A trip down to Walgreens gave me a variety of plungers to choose from, and of course, I picked the one that said 'Best Plunger Ever Manufactered!" If they could claim that, it definitely had to be true. If I was plunging my first toilet, I had to roll with the best. For some reason, I didn't want to walk into Walgreens and only buy a plunger. It was like buying condoms, or pregnancy test kits - you don't want to embarrass yourself and only buy that one thing, so you buy a few stuff to disguise it. Plus, you can never walk into Walgreens and come out with only the item you set out to buy, it's very much like the Ikea curse, where everything looks as if they're necessary in your home. Amazingly enough, the cashier manages to fit every single camouflaging item into one bag, and asked if I wanted to carry the plunger in my hand. I'd have plunged his face with it, if I hadn't been so eager to get out of public. 

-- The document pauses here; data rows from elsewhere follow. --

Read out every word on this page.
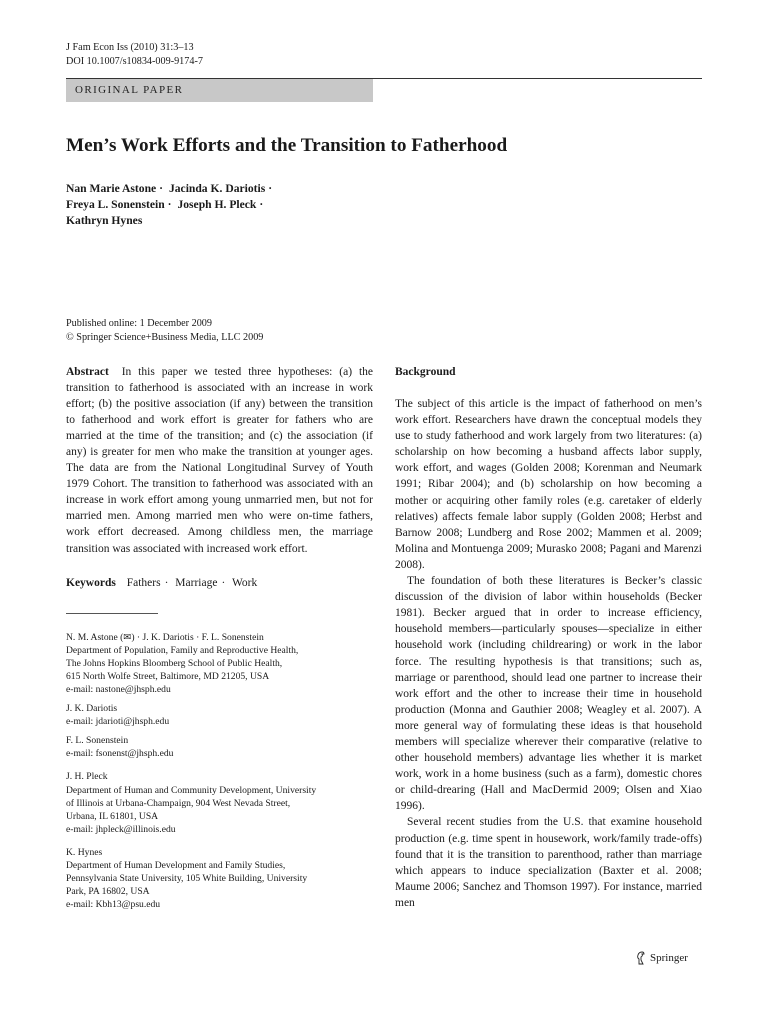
J Fam Econ Iss (2010) 31:3–13
DOI 10.1007/s10834-009-9174-7
ORIGINAL PAPER
Men’s Work Efforts and the Transition to Fatherhood
Nan Marie Astone · Jacinda K. Dariotis ·
Freya L. Sonenstein · Joseph H. Pleck ·
Kathryn Hynes
Published online: 1 December 2009
© Springer Science+Business Media, LLC 2009
Abstract In this paper we tested three hypotheses: (a) the transition to fatherhood is associated with an increase in work effort; (b) the positive association (if any) between the transition to fatherhood and work effort is greater for fathers who are married at the time of the transition; and (c) the association (if any) is greater for men who make the transition at younger ages. The data are from the National Longitudinal Survey of Youth 1979 Cohort. The transition to fatherhood was associated with an increase in work effort among young unmarried men, but not for married men. Among married men who were on-time fathers, work effort decreased. Among childless men, the marriage transition was associated with increased work effort.
Keywords Fathers · Marriage · Work
N. M. Astone (✉) · J. K. Dariotis · F. L. Sonenstein
Department of Population, Family and Reproductive Health,
The Johns Hopkins Bloomberg School of Public Health,
615 North Wolfe Street, Baltimore, MD 21205, USA
e-mail: nastone@jhsph.edu
J. K. Dariotis
e-mail: jdarioti@jhsph.edu
F. L. Sonenstein
e-mail: fsonenst@jhsph.edu
J. H. Pleck
Department of Human and Community Development, University
of Illinois at Urbana-Champaign, 904 West Nevada Street,
Urbana, IL 61801, USA
e-mail: jhpleck@illinois.edu
K. Hynes
Department of Human Development and Family Studies,
Pennsylvania State University, 105 White Building, University
Park, PA 16802, USA
e-mail: Kbh13@psu.edu
Background

The subject of this article is the impact of fatherhood on men’s work effort. Researchers have drawn the conceptual models they use to study fatherhood and work largely from two literatures: (a) scholarship on how becoming a husband affects labor supply, work effort, and wages (Golden 2008; Korenman and Neumark 1991; Ribar 2004); and (b) scholarship on how becoming a mother or acquiring other family roles (e.g. caretaker of elderly relatives) affects female labor supply (Golden 2008; Herbst and Barnow 2008; Lundberg and Rose 2002; Mammen et al. 2009; Molina and Montuenga 2009; Murasko 2008; Pagani and Marenzi 2008).

The foundation of both these literatures is Becker’s classic discussion of the division of labor within households (Becker 1981). Becker argued that in order to increase efficiency, household members—particularly spouses—specialize in either household work (including childrearing) or work in the labor force. The resulting hypothesis is that transitions; such as, marriage or parenthood, should lead one partner to increase their work effort and the other to increase their time in household production (Monna and Gauthier 2008; Weagley et al. 2007). A more general way of formulating these ideas is that household members will specialize wherever their comparative (relative to other household members) advantage lies whether it is market work, work in a home business (such as a farm), domestic chores or child-drearing (Hall and MacDermid 2009; Olsen and Xiao 1996).

Several recent studies from the U.S. that examine household production (e.g. time spent in housework, work/family trade-offs) found that it is the transition to parenthood, rather than marriage which appears to induce specialization (Baxter et al. 2008; Maume 2006; Sanchez and Thomson 1997). For instance, married men

Springer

Back home, I peruse the instruction tag that came along with the plunger. (Yup, there are apparently instructions on how to do this.) I was under the impression that you simply stuck the thing in there, and exerted a back and forth motion. Clearly, plunging a toilet, like sex, wasn't as easy as it may appear. This very high tech appliance I had purchased came with a valve for letting air out, and you're supposed to open the valve, push it into the hole, twist the handle so that it closes, then plunge. I don't think aircrafts came with that many instructions. I had completely no idea what the mechanism behind any of that was, and after ten minutes of vigorously pushing the damn thing in and out with no progress made, I was ready to turn to a higher power - Google. 

Apparently, what I was doing wrong was that the toilet was too full when I was plunging it. Take this as a learning opportunity, boys and girls who have yet to face the perils of a clogged toilet. The toilet should preferably be almost empty when you start to plunge, so you can do it very vigorously and not be afraid of the water splashing out. In my case, the toilet was already pretty full, so I had to use the plunger sort of like a dropper, sucking up water, tilting it so the water stays inside, then disposing it in the drain. It was pretty bleak work - I had no idea what I was doing, or even if any of this would even work. 

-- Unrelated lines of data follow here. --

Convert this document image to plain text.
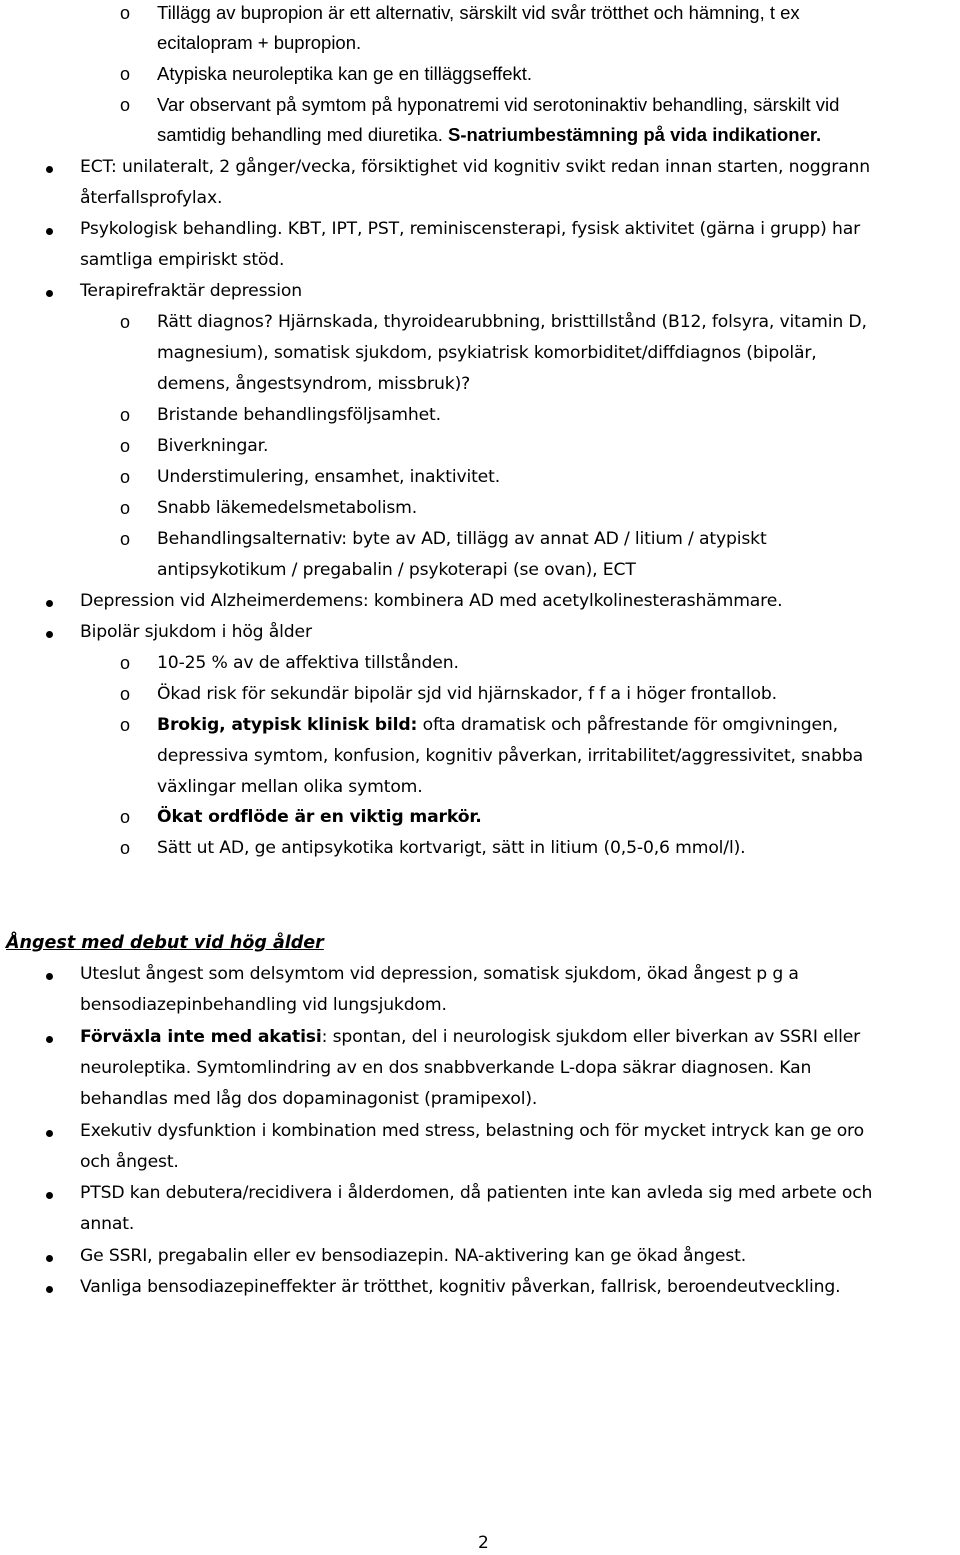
o Tillägg av bupropion är ett alternativ, särskilt vid svår trötthet och hämning, t ex
ecitalopram + bupropion.
o Atypiska neuroleptika kan ge en tilläggseffekt.
o Var observant på symtom på hyponatremi vid serotoninaktiv behandling, särskilt vid
samtidig behandling med diuretika. S-natriumbestämning på vida indikationer.
ECT: unilateralt, 2 gånger/vecka, försiktighet vid kognitiv svikt redan innan starten, noggrann
återfallsprofylax.
Psykologisk behandling. KBT, IPT, PST, reminiscensterapi, fysisk aktivitet (gärna i grupp) har
samtliga empiriskt stöd.
Terapirefraktär depression
o Rätt diagnos? Hjärnskada, thyroidearubbning, bristtillstånd (B12, folsyra, vitamin D,
magnesium), somatisk sjukdom, psykiatrisk komorbiditet/diffdiagnos (bipolär,
demens, ångestsyndrom, missbruk)?
o Bristande behandlingsföljsamhet.
o Biverkningar.
o Understimulering, ensamhet, inaktivitet.
o Snabb läkemedelsmetabolism.
o Behandlingsalternativ: byte av AD, tillägg av annat AD / litium / atypiskt
antipsykotikum / pregabalin / psykoterapi (se ovan), ECT
Depression vid Alzheimerdemens: kombinera AD med acetylkolinesterashämmare.
Bipolär sjukdom i hög ålder
o 10-25 % av de affektiva tillstånden.
o Ökad risk för sekundär bipolär sjd vid hjärnskador, f f a i höger frontallob.
o Brokig, atypisk klinisk bild: ofta dramatisk och påfrestande för omgivningen,
depressiva symtom, konfusion, kognitiv påverkan, irritabilitet/aggressivitet, snabba
växlingar mellan olika symtom.
o Ökat ordflöde är en viktig markör.
o Sätt ut AD, ge antipsykotika kortvarigt, sätt in litium (0,5-0,6 mmol/l).
Ångest med debut vid hög ålder
Uteslut ångest som delsymtom vid depression, somatisk sjukdom, ökad ångest p g a
bensodiazepinbehandling vid lungsjukdom.
Förväxla inte med akatisi: spontan, del i neurologisk sjukdom eller biverkan av SSRI eller
neuroleptika. Symtomlindring av en dos snabbverkande L-dopa säkrar diagnosen. Kan
behandlas med låg dos dopaminagonist (pramipexol).
Exekutiv dysfunktion i kombination med stress, belastning och för mycket intryck kan ge oro
och ångest.
PTSD kan debutera/recidivera i ålderdomen, då patienten inte kan avleda sig med arbete och
annat.
Ge SSRI, pregabalin eller ev bensodiazepin. NA-aktivering kan ge ökad ångest.
Vanliga bensodiazepineffekter är trötthet, kognitiv påverkan, fallrisk, beroendeutveckling.
2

When the water level was finally appropriate for some serious plunging to go down, I gave that damn toilet everything I got. I plunged like I had never plunged before, and at last - I hear the sweet sounds of a delightful gurgle as it sucks down the water. After all that lunacy, my toilet was finally brought back to life. I gaze upon it with the tenderness and love only someone who's plunged could understand, and I gave it an energetic flush and a pat for good measure. Some take pride in their child's minor scholastic achievements, I take pride in knowing that my bathroom had a well functioning toilet thanks to my hard work. 

It felt very empowering, knowing I wouldn't be stumped by a tantrum throwing toilet anymore. Perhaps this was life's big secret - plunge anyone with a tantrum, and I'm pretty sure they'll stop. An obstacle, as I've said many times, is only a test of how much you want something. I really want to take that leak, so you're shit outta luck, Thomas. (Yeah, I named the toilet. I don't know about you, but I certainly can't have that intimate of an encounter with something and still call it an 'it'.)